The WHERE clause is used to filter rows in SELECT statements. The WHERE clause is placed after the FROM clause and is followed by one or more boolean expressions combined using AND or OR operators. Boolean expressions are written using comparison functions or operators and evaluate to true or false.

For example, the following select statement returns all columns and only those rows from the public.site table where the soil_restrict_layer_code column is equal to permafrost (Figure 1A).

SELECT * FROM public.site
	WHERE soil_restrict_layer_code = 'permafrost'

Note the use of single quotes around the value permafrost. This is standard SQL syntax when referring to values in columns with text or character varying data types.

Here’s another example using the greater than or equal to operator, the following select statement will return only those rows in the public.sample table where the expression elevation_m >= 1000 is true (i.e., plots with an elevation_m greater than or equal to 1000 meters). The results are displayed in Figure 1B.

SELECT
  study_value,
  sample_id,
  elevation_m
FROM public.sample
WHERE elevation_m >= 1000;
Filtering using AND

Here’s another example using a combination of boolean expressions strung together using AND:

SELECT
  study_value,
  sample_id,
  elevation_m
FROM public.sample
WHERE elevation_m >= 1000 AND elevation_m <= 1200
ORDER BY elevation_m ASC;

The above select statement will return the rows in public.sample with an elevation_m greater than or equal to 1000 meters and less than or equal to 1200 meters and sorted in ascending order by elevation_m (Figure 1C). The above boolean expression can be expressed in mathematical notation as 1000 ≤ elevation_m ≤ 1200.

Filtering using BETWEEN

The above select statement could also be written using BETWEEN to express the range of values in the boolean expression of the WHERE clause. For instance, the select statement below will return the same results as above:

SELECT
  study_value,
  sample_id,
  elevation_m
FROM public.sample
WHERE elevation_m BETWEEN 1000 AND 1200
ORDER BY elevation_m ASC;

BETWEEN is one of several comparison predicates that are useful for writing boolean expressions. Comparison predicates are similar to operators but require special syntax mandated by the SQL standard (PostgreSQL 2021).

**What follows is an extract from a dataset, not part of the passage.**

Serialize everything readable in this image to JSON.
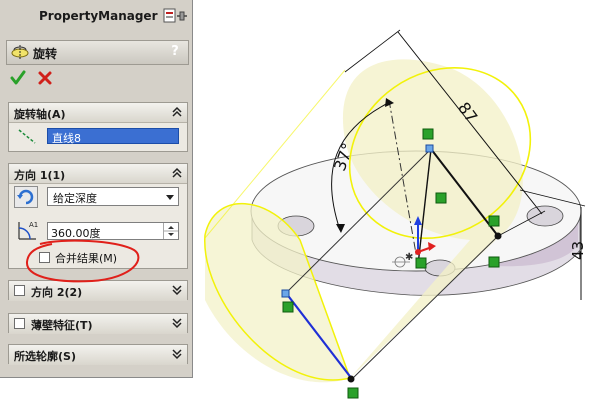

Filtering Using Other Types of Predicates

Other commonly used comparison predicates include IS NULL, IS NOT NULL, IS TRUE, and IS FALSE. The first two predicates test for the NULL condition. NULL is a special type of missing data and indicates that data does not exist. NULL is represented as a blank cell in a database table. I’ll cover missing data in more detail in a future post.

The following select statement provides an example of using the IS NOT NULL predicate to return only those rows in the public.site table for which a site_field_note exists, i.e., rows for which the site_field_note column is not null (Figure 2).

What the Null?

In database lingo NULL means that data does not exist, i.e., there is no value. Because there is no value, standard comparison operators (e.g., =, >, <) won’t work with NULL. Instead, to filter for NULL use the predicates IS NULL, IS NOT NULL, IS DISTINCT FROM, or IS NOT DISTINCT FROM.

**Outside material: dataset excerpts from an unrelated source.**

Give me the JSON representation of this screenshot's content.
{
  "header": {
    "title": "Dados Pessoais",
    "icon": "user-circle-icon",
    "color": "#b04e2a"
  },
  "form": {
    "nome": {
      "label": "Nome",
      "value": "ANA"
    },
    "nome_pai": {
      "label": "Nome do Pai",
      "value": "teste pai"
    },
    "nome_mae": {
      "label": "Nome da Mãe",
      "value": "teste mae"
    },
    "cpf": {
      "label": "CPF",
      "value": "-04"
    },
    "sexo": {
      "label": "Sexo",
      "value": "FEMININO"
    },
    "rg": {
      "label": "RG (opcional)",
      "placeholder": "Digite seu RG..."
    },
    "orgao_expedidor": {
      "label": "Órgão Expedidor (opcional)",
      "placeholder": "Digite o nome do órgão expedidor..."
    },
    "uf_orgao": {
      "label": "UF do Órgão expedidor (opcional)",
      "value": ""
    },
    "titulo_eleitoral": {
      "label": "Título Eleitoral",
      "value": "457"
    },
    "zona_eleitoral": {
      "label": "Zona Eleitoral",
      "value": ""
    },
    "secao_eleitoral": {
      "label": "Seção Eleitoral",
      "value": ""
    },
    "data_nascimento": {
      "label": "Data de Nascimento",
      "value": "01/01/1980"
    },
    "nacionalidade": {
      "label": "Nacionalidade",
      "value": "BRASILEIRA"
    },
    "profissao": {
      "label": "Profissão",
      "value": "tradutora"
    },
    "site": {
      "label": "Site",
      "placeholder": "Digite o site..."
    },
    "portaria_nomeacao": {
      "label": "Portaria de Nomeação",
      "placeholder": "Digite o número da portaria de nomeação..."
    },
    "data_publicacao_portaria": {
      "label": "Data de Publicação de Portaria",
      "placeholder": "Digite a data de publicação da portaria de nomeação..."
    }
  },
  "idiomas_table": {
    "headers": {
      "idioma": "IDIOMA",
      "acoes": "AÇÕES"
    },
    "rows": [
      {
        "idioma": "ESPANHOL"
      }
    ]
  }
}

SELECT study_value, sample_id, site_field_note
FROM public.site
WHERE site_field_note IS NOT NULL

The second two predicates, IS TRUE and IS FALSE, are used with boolean (i.e., true/false) fields to test for the expressed condition, e.g., the expression column1 IS TRUE will return all rows where the value of column1 is true.

Figure 2. The first 15 rows of the results from the select statement using the IS NOT NULL predicate to return only those rows where a note exists in the site_field_note column.
Other Options for Filtering Boolean Fields

There are many ways to filter boolean fields in addition to the IS TRUE and IS FALSE predicates. The equal sign operator can also be used in conjunction with the following strings (that are not case sensitive) to represent true and false:

  • TRUE: t, true, y, yes, on, 1
  • FALSE: f, false, n, no, off, 0

Thus, the following WHERE clauses are equivalent to WHERE column1 IS TRUE:

  • WHERE column1 = ‘t’
  • WHERE column1 = ‘true’
  • WHERE column1 = ‘TRUE’
  • WHERE column1 = ‘yes’
  • WHERE column1 = ‘on’
  • WHERE column1 = ‘1’

And the following are equivalent to WHERE column1 IS FALSE:

  • WHERE column1 = ‘false’
  • WHERE column1 = ‘FALSE’
  • WHERE column1 = ‘no’
  • WHERE column1 = ‘off’
  • WHERE column1 = ‘0’

Read more about the boolean data type here: https://www.postgresql.org/docs/current/datatype-boolean.html

Filtering using OR

Here’s an example of using the OR operator in the WHERE clause:

SELECT study_value, sample_id, physiography_value
FROM public.site
WHERE physiography_value = 'a' OR physiography_value = 'u'

The above select statement will return the rows in the public.site table for which the physiography_value column is equal to either a or u (Figure 3A).

Filtering using IN

The above select statement could also be written using the IN operator. The IN operator is a type of subquery expression. Subquery expressions are a special kind of boolean expression that evaluate a query within a query (i.e., a subquery) to true or false. We’ll cover subqueries in more detail in a future post. For now, suffice it to know that IN is used with the WHERE clause and uses a set of values as the evaluation criteria. Rows that contain one of the values in the set will be returned in the query. The set of values is provided as a comma separate list within parentheses after the IN keyword. For instance, the following select statement is equivalent to the above select statement:

SELECT study_value, sample_id, physiography_value
FROM public.site
WHERE physiography_value IN ('a','u')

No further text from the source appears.